A hypernetwork aims to find the best deep neural network architecture to solve a given task. Boris Knyazev of the University of Guelph in Ontario and his colleagues have designed and trained a "hypernetwork" that could speed up the training of neural networks. Given a new, untrained deep neural network designed for some task, the hypernetwork predicts the parameters for the new network in fractions of a second, and in theory could make training unnecessary. The work may also have deeper theoretical implications. The name outlines the approach.
The majority of artificial intelligence (AI) is a game of numbers. Deep neural networks, a type of AI that learns to recognize patterns in data, began outperforming standard algorithms 10 years ago because we ultimately had enough data and processing capabilities to fully utilize them. Today's neural nets are even more data and power-hungry. Training them necessitates fine-tuning the values of millions, if not billions, of parameters that define these networks and represent the strength of interconnections between artificial neurons. The goal is to obtain near-ideal settings for them, a process called optimization, but teaching the networks to get there is difficult.

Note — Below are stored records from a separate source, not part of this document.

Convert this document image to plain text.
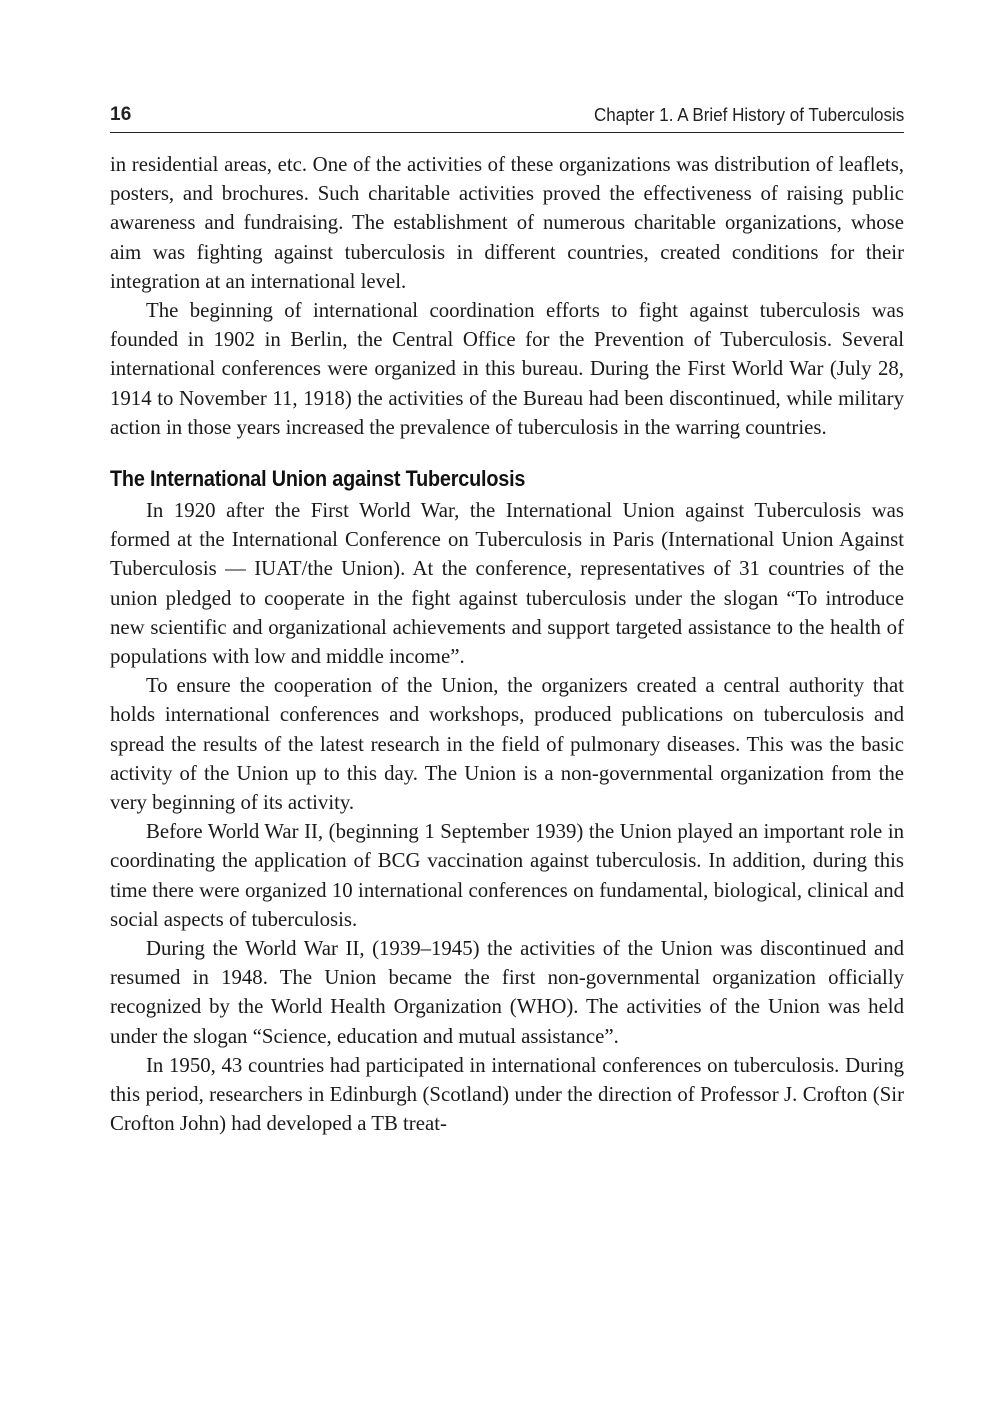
16	Chapter 1. A Brief History of Tuberculosis

in residential areas, etc. One of the activities of these organizations was distribution of leaflets, posters, and brochures. Such charitable activities proved the effectiveness of raising public awareness and fundraising. The establishment of numerous charitable organizations, whose aim was fighting against tuberculosis in different countries, created conditions for their integration at an international level.

The beginning of international coordination efforts to fight against tuberculosis was founded in 1902 in Berlin, the Central Office for the Prevention of Tuberculosis. Several international conferences were organized in this bureau. During the First World War (July 28, 1914 to November 11, 1918) the activities of the Bureau had been discontinued, while military action in those years increased the prevalence of tuberculosis in the warring countries.

The International Union against Tuberculosis

In 1920 after the First World War, the International Union against Tuberculosis was formed at the International Conference on Tuberculosis in Paris (International Union Against Tuberculosis — IUAT/the Union). At the conference, representatives of 31 countries of the union pledged to cooperate in the fight against tuberculosis under the slogan “To introduce new scientific and organizational achievements and support targeted assistance to the health of populations with low and middle income”.

To ensure the cooperation of the Union, the organizers created a central authority that holds international conferences and workshops, produced publications on tuberculosis and spread the results of the latest research in the field of pulmonary diseases. This was the basic activity of the Union up to this day. The Union is a non-governmental organization from the very beginning of its activity.

Before World War II, (beginning 1 September 1939) the Union played an important role in coordinating the application of BCG vaccination against tuberculosis. In addition, during this time there were organized 10 international conferences on fundamental, biological, clinical and social aspects of tuberculosis.

During the World War II, (1939–1945) the activities of the Union was discontinued and resumed in 1948. The Union became the first non-governmental organization officially recognized by the World Health Organization (WHO). The activities of the Union was held under the slogan “Science, education and mutual assistance”.

In 1950, 43 countries had participated in international conferences on tuberculosis. During this period, researchers in Edinburgh (Scotland) under the direction of Professor J. Crofton (Sir Crofton John) had developed a TB treat-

Neural architecture search (NAS) automatically finds the best task-specific neural network topology, outperforming many manual architecture designs. However, it can be prohibitively expensive as the search requires training thousands of different networks, while each can last for hours. In this work, we propose the Graph HyperNetwork (GHN) to amortize the search cost: given an architecture, it directly generates the weights by running inference on a graph neural network. GHNs model the topology of an architecture and therefore can predict network performance more accurately than regular hypernetworks and premature early stopping. To perform NAS, we randomly sample architectures and use the validation accuracy of networks with GHN generated weights as the surrogate search signal. GHNs are fast - they can search nearly 10 faster than other random search methods on CIFAR-10 and ImageNet. GHNs can be further extended to the anytime prediction setting, where they have found networks with better speed-accuracy tradeoff than the state-of-the-art manual designs. The success of deep learning marks the transition from manual feature engineering to automated feature learning. However, designing effective neural network architectures requires expert domain knowledge and repetitive trial and error.

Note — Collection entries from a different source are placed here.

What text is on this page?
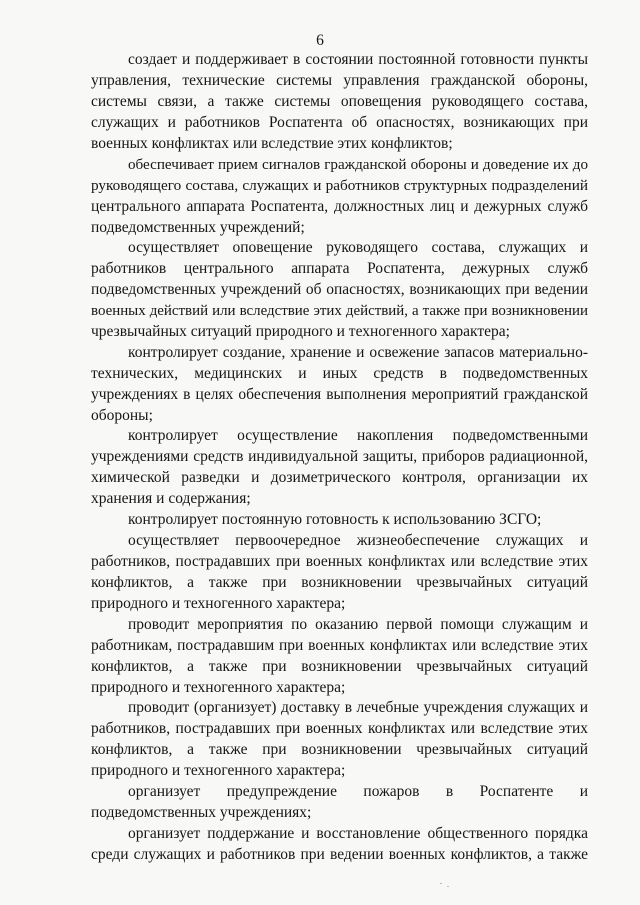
6
создает и поддерживает в состоянии постоянной готовности пункты
управления, технические системы управления гражданской обороны,
системы связи, а также системы оповещения руководящего состава,
служащих и работников Роспатента об опасностях, возникающих при
военных конфликтах или вследствие этих конфликтов;
обеспечивает прием сигналов гражданской обороны и доведение их до
руководящего состава, служащих и работников структурных подразделений
центрального аппарата Роспатента, должностных лиц и дежурных служб
подведомственных учреждений;
осуществляет оповещение руководящего состава, служащих и
работников центрального аппарата Роспатента, дежурных служб
подведомственных учреждений об опасностях, возникающих при ведении
военных действий или вследствие этих действий, а также при возникновении
чрезвычайных ситуаций природного и техногенного характера;
контролирует создание, хранение и освежение запасов материально-
технических, медицинских и иных средств в подведомственных
учреждениях в целях обеспечения выполнения мероприятий гражданской
обороны;
контролирует осуществление накопления подведомственными
учреждениями средств индивидуальной защиты, приборов радиационной,
химической разведки и дозиметрического контроля, организации их
хранения и содержания;
контролирует постоянную готовность к использованию ЗСГО;
осуществляет первоочередное жизнеобеспечение служащих и
работников, пострадавших при военных конфликтах или вследствие этих
конфликтов, а также при возникновении чрезвычайных ситуаций
природного и техногенного характера;
проводит мероприятия по оказанию первой помощи служащим и
работникам, пострадавшим при военных конфликтах или вследствие этих
конфликтов, а также при возникновении чрезвычайных ситуаций
природного и техногенного характера;
проводит (организует) доставку в лечебные учреждения служащих и
работников, пострадавших при военных конфликтах или вследствие этих
конфликтов, а также при возникновении чрезвычайных ситуаций
природного и техногенного характера;
организует предупреждение пожаров в Роспатенте и
подведомственных учреждениях;
организует поддержание и восстановление общественного порядка
среди служащих и работников при ведении военных конфликтов, а также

Deep learning has been successful in automating the design of features in machine learning pipelines. However, the algorithms optimizing neural network parameters remain largely hand-designed and computationally inefficient. We study if we can use deep learning to directly predict these parameters by exploiting the past knowledge of training other networks. We introduce a large-scale dataset of diverse computational graphs of neural architectures - DeepNets-1M - and use it to explore parameter prediction on CIFAR-10 and ImageNet. By leveraging advances in graph neural networks, we propose a hypernetwork that can predict performant parameters in a single forward pass taking a fraction of a second, even on a CPU. The proposed model achieves surprisingly good performance on unseen and diverse networks. For example, it is able to predict all 24 million parameters of a ResNet-50 achieving a 60% accuracy on CIFAR-10. On ImageNet, top-5 accuracy of some of our networks approaches 50%. Our task along with the model and results can potentially lead to a new, more computationally efficient paradigm of training networks. Our model also learns a strong representation of neural architectures enabling their analysis.